I'd like some comments. I am just thinking ahead. Lets say, you just blew in attic insulation and a year later the owner calls and says, " I want to add recessed lighting" Here's my question: and keeping in mind sustainability and building science:
Is it best to put a double layer, overlapped, of batt insulation, rather than blown in and have 13 in+ of insulation fall into the house?
Or maybe it would be better to blow in at the edges so that you get into the crevices and do a double batt in the center?
Thanks for your comments
Judi Lyall w/ SHE BUILDS GREEN
Uh no - lets say you need to add a recessed light later (first besides making sure it is IC rated) simply drill a small pilot hole where you want it & push a wire feed rod through the hole
No you can go up into the attic clear the area away, check for issues, run wires, etc... with minimal issues
Now personally I have to agree with Michael Anschel & state that they should not be used at all (for me, at least in this case) but that is another argument altogether
First I would try to talk the customer out of recessed lights in general, in favor of ceiling fixtures.
Second I would ask them before installing the insulation, if they have any remodeling plans for the home in the future, so we can take those into account before we proceed with insulation.
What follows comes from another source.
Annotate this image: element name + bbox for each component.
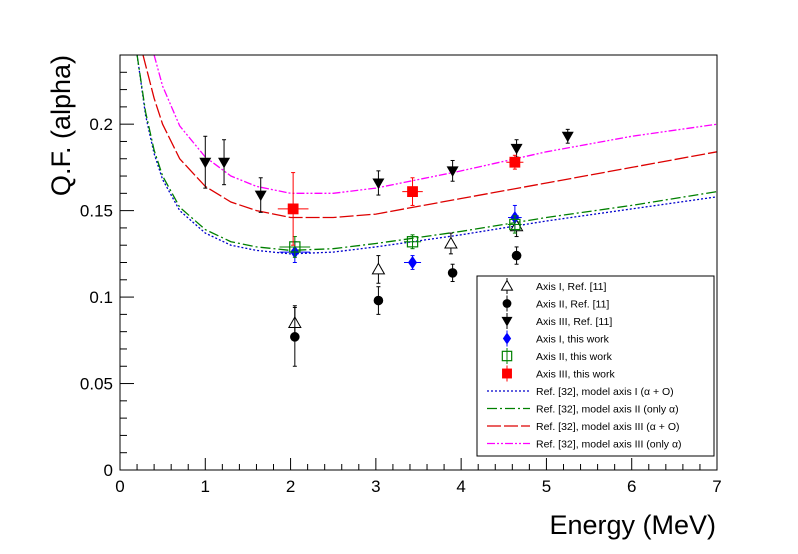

If the customer said at the time that they might want to install recessed lights later on, I would say let's do that now before we blow in insulation. Make sure to use air tight rated IC cans.
But I would not switch to batts because I don't think that is really going to save anyone any time or money. It doesn't take that long to dig insulation out of the way in order to install recessed lights. If some insulation falls through, so what, just clean it up. Then top off the attic with more insulation when you are done.